Part 9 · Myth 43

Smoking has nothing to do with my back or spine

Busted
From the Clinic

He smoked a pack a day and had done for 20 years. He came to me for his back pain. When I mentioned his smoking as a contributing factor, he looked genuinely confused. 'My lungs and my back are separate problems,' he said. They weren't. And when I explained why, the connection surprised him completely.

What Patients Say

I know smoking is bad for my lungs and heart. But surely it has nothing to do with my back pain or spine problems? Those are completely separate.

Where Did This Come From?

The connection between smoking and lung or cardiovascular disease is well-publicised. The connection between smoking and spinal health is far less well known — even among patients who are fully aware of smoking's other harms. Because the mechanism is indirect and the relationship isn't widely taught, most smokers have never been told about it.

This knowledge gap has consequences. Smoking is one of the most significant modifiable risk factors for disc degeneration, post-surgical complications, and spinal fusion failure — and most smokers with back problems have no idea.

What the Science Actually Says

The mechanism is vascular. Intervertebral discs are avascular — they have no direct blood supply — and rely on diffusion through the vertebral end-plates to receive nutrients and remove waste products. Smoking accelerates atherosclerotic changes in the small vessels that supply the end-plates, reducing this diffusion. The result: discs in smokers receive less nutrition, accumulate more metabolic waste, and degenerate faster.

The evidence is substantial. A large meta-analysis found that smoking is an independent risk factor for disc degeneration, with smokers showing significantly higher rates of disc degeneration on imaging compared to non-smokers of the same age. The association persists even after controlling for other lifestyle factors.

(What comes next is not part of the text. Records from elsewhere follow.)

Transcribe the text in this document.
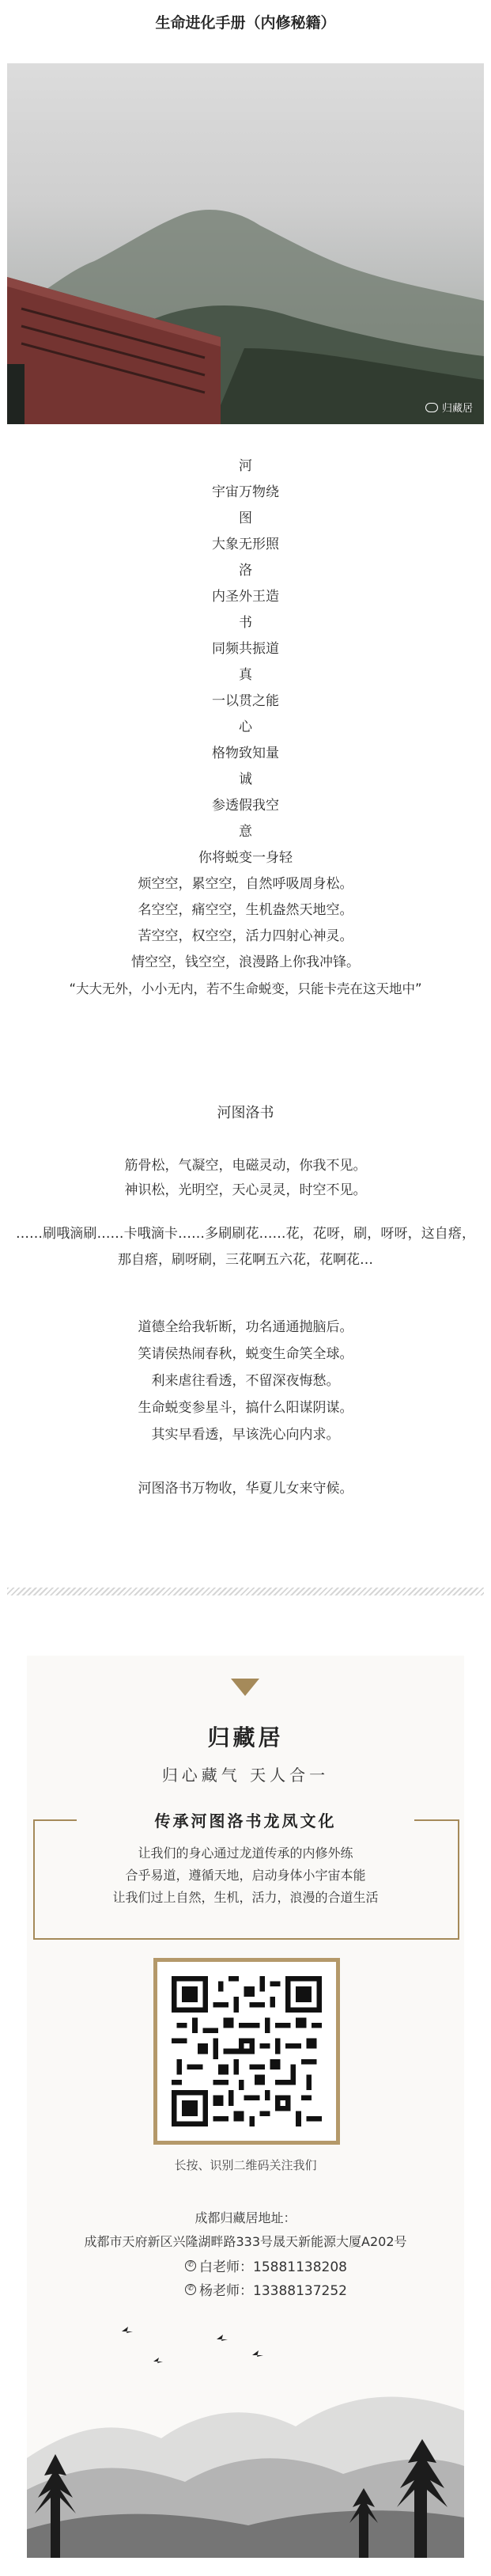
生命进化手册（内修秘籍）
归藏居
河
宇宙万物绕
图
大象无形照
洛
内圣外王造
书
同频共振道
真
一以贯之能
心
格物致知量
诚
参透假我空
意
你将蜕变一身轻
烦空空，累空空，自然呼吸周身松。
名空空，痛空空，生机盎然天地空。
苦空空，权空空，活力四射心神灵。
情空空，钱空空，浪漫路上你我冲锋。
“大大无外，小小无内，若不生命蜕变，只能卡壳在这天地中”
河图洛书
筋骨松，气凝空，电磁灵动，你我不见。
神识松，光明空，天心灵灵，时空不见。
……刷哦滴刷……卡哦滴卡……多刷刷花……花，花呀，刷，呀呀，这自瘩，那自瘩，刷呀刷，三花啊五六花，花啊花…
道德全给我斩断，功名通通抛脑后。
笑请侯热闹春秋，蜕变生命笑全球。
利来虐往看透，不留深夜悔愁。
生命蜕变参星斗，搞什么阳谋阴谋。
其实早看透，早该洗心向内求。
河图洛书万物收，华夏儿女来守候。
归藏居
归心藏气 天人合一
传承河图洛书龙凤文化
让我们的身心通过龙道传承的内修外练
合乎易道，遵循天地，启动身体小宇宙本能
让我们过上自然，生机，活力，浪漫的合道生活
长按、识别二维码关注我们
成都归藏居地址：
成都市天府新区兴隆湖畔路333号晟天新能源大厦A202号
✆ 白老师：15881138208
✆ 杨老师：13388137252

For surgical patients, smoking's impact is even more direct. Nicotine impairs bone healing — it reduces osteoblast activity (the cells that build bone) and impairs blood supply to the fusion site. Smokers have significantly higher non-union rates after spinal fusion surgery compared to non-smokers — some studies report fusion failure rates two to three times higher in active smokers. Many spine surgeons delay elective fusion surgery in active smokers and strongly recommend cessation before and after surgery.

Smoking also impairs the immune response, increases infection risk, and delays soft tissue healing — all relevant to surgical recovery.

The Verdict

Smoking is a significant, independent, modifiable risk factor for disc degeneration and spinal surgery failure. It is among the most important things a patient considering spine surgery can change.

Take-Home MessageIf you're a smoker with back pain, or a smoker facing spine surgery, smoking cessation is arguably the single most impactful modifiable thing you can do. It won't undo existing degeneration — but it can slow further decline, dramatically improve surgical outcomes if surgery is needed, and improve your overall healing capacity.

What To Do Instead

Yellow Flags — Worth Monitoring

  • A smoker with back pain who is worsening — consider whether accelerated disc degeneration is contributing
  • Post-fusion pain that's not improving in a smoker — possible non-union, worth imaging and discussing with your surgeon

Red Flags — Get Checked Immediately

  • Any smoker with back pain and unexplained weight loss or haemoptysis — rule out pulmonary malignancy with spinal metastases
Reference Note
  • Behrend C et al., "Smoking cessation related to improved patient-reported pain scores following spinal care," Journal of Bone and Joint Surgery, 2012;94(23):2161-6. Leboeuf-Yde C, "Smoking and low back pain," Spine, 1999;24(14):1463-70. Goldberg MS et al., "Smoking and musculoskeletal disorders: the results from a cross-sectional and longitudinal study," Annals of Epidemiology, 2000;10(8):477-87.